Parmi les pistes évoquées pour revivifier l’Église catholique, il y a le « marronnier » (thème récurrent) du débat et de la culture du débat qui revient régulièrement.
Pour certains, c’est par le débat que se libérera la parole, et que l’Église pourra avancer.
Pour d’autres, le débat devrait être intrinsèque à l’Église, prise dans son sens littérale d’assemblée.
Effectivement, l’Église n’est pas une démocratie.
Mais la réduire à une hiérarchie qui relaierait, couche après couche, la vérité qu’est Jésus, n’est pas une justification suffisante, du fait que le concile Vatican II a non seulement cassé l’organisation pyramidale de l’Église (Lumen Gentium), mais surtout qu’il a formulé le concept essentiel de hiérarchie des vérités (Unitatis Redintegratio), qui nous permet sincèrement de revenir sur les dogmes, et autres constructions postérieures.
À des époques beaucoup plus cadrées, SEPÚLVEDA et LAS CASAS ont pu s’affronter lors de la fameuse controverse de Valladolid, devant déterminer si les Amérindiens avaient une âme.
De mon point de vue, l’Église en France souffre de la même absence de la culture du débat que le Français moyen, trop abreuvé et abruti du manichéisme des gentils contre les méchants. Il n’y a qu’à voir les débats des élections européennes.

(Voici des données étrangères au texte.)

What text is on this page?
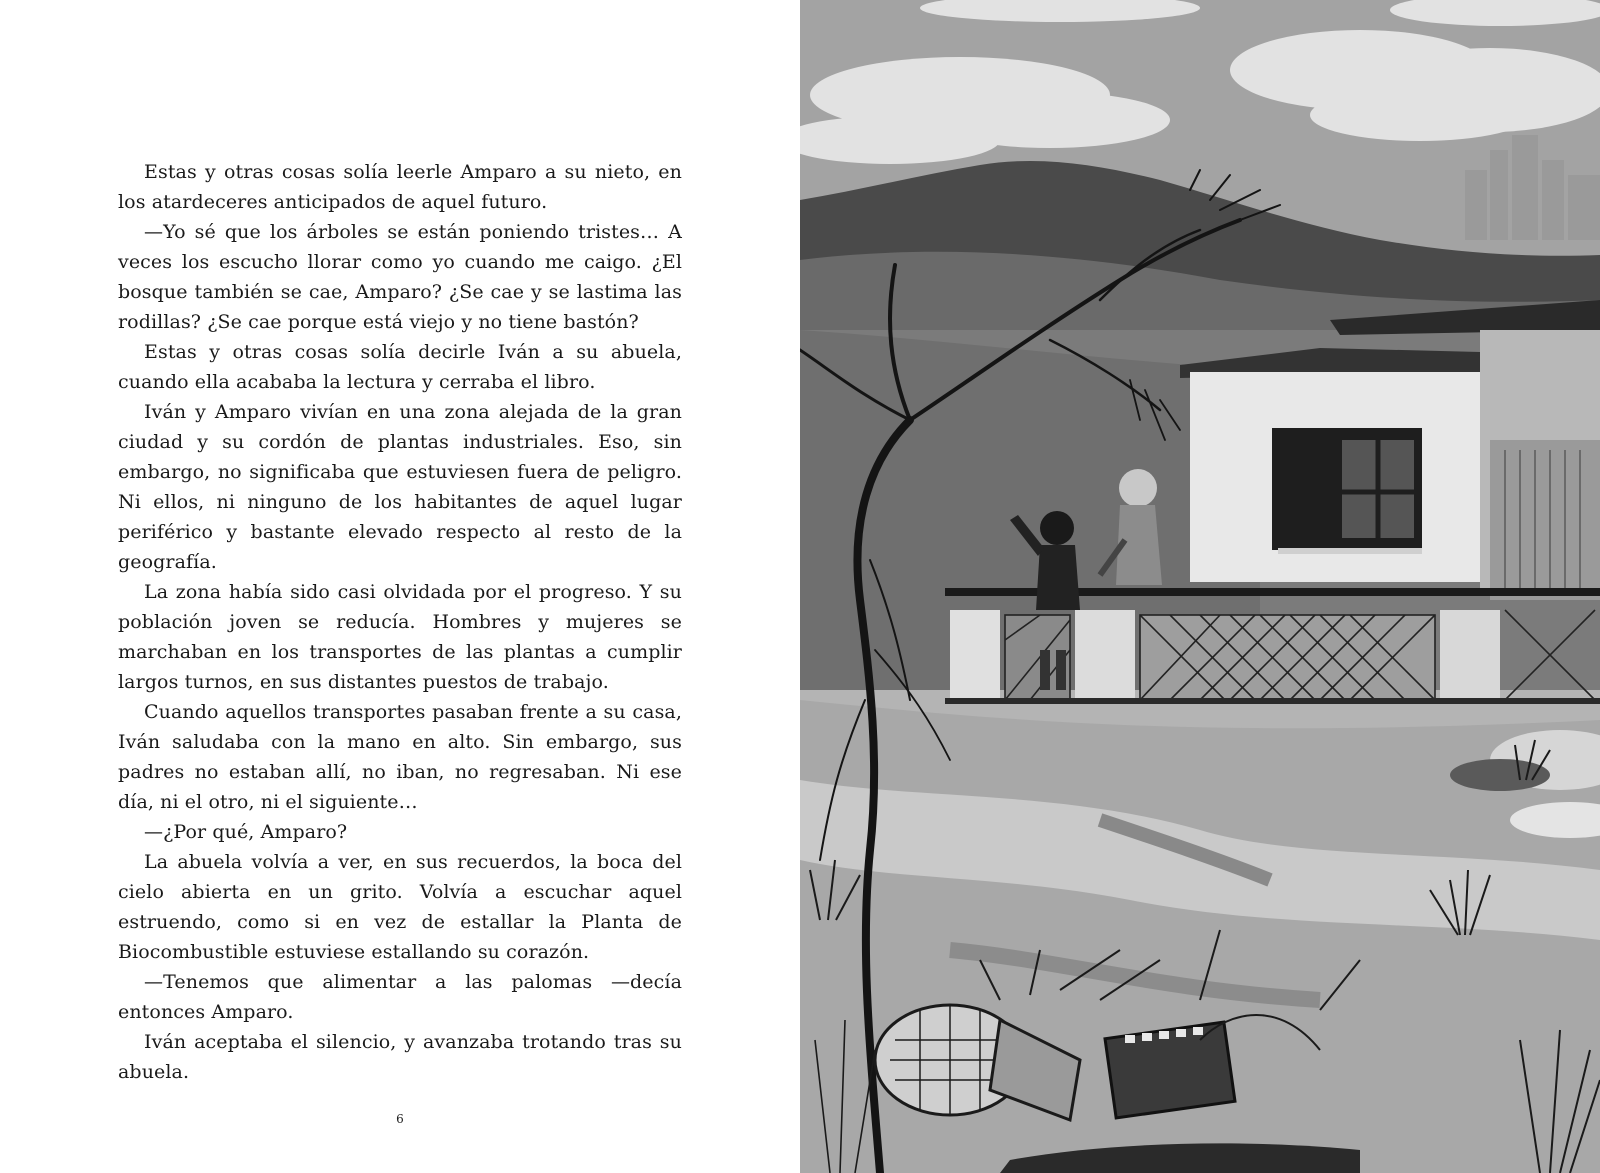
Estas y otras cosas solía leerle Amparo a su nieto, en los atardeceres anticipados de aquel futuro.

—Yo sé que los árboles se están poniendo tristes… A veces los escucho llorar como yo cuando me caigo. ¿El bosque también se cae, Amparo? ¿Se cae y se lastima las rodillas? ¿Se cae porque está viejo y no tiene bastón?

Estas y otras cosas solía decirle Iván a su abuela, cuando ella acababa la lectura y cerraba el libro.

Iván y Amparo vivían en una zona alejada de la gran ciudad y su cordón de plantas industriales. Eso, sin embargo, no significaba que estuviesen fuera de peligro. Ni ellos, ni ninguno de los habitantes de aquel lugar periférico y bastante elevado respecto al resto de la geografía.

La zona había sido casi olvidada por el progreso. Y su población joven se reducía. Hombres y mujeres se marchaban en los transportes de las plantas a cumplir largos turnos, en sus distantes puestos de trabajo.

Cuando aquellos transportes pasaban frente a su casa, Iván saludaba con la mano en alto. Sin embargo, sus padres no estaban allí, no iban, no regresaban. Ni ese día, ni el otro, ni el siguiente…

—¿Por qué, Amparo?

La abuela volvía a ver, en sus recuerdos, la boca del cielo abierta en un grito. Volvía a escuchar aquel estruendo, como si en vez de estallar la Planta de Biocombustible estuviese estallando su corazón.

—Tenemos que alimentar a las palomas —decía entonces Amparo.

Iván aceptaba el silencio, y avanzaba trotando tras su abuela.

6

Certes, la culture, dans son sens large, fait défaut. Mais les Français n’ont pas plus envie de se cultiver, que les chrétiens de se former à la théologie, et en bien d’autres domaines…
Ces derniers sont majoritairement devenus des consommateurs qui ne ressentent pas le besoin de débattre, et préfèrent se déresponsabiliser en laissant la réflexion à d’autres, au cas où elle risquerait d’aboutir à un choix les engageant. Ils se contentent du prêt-à-penser ambiant, et ne demandent rien de plus.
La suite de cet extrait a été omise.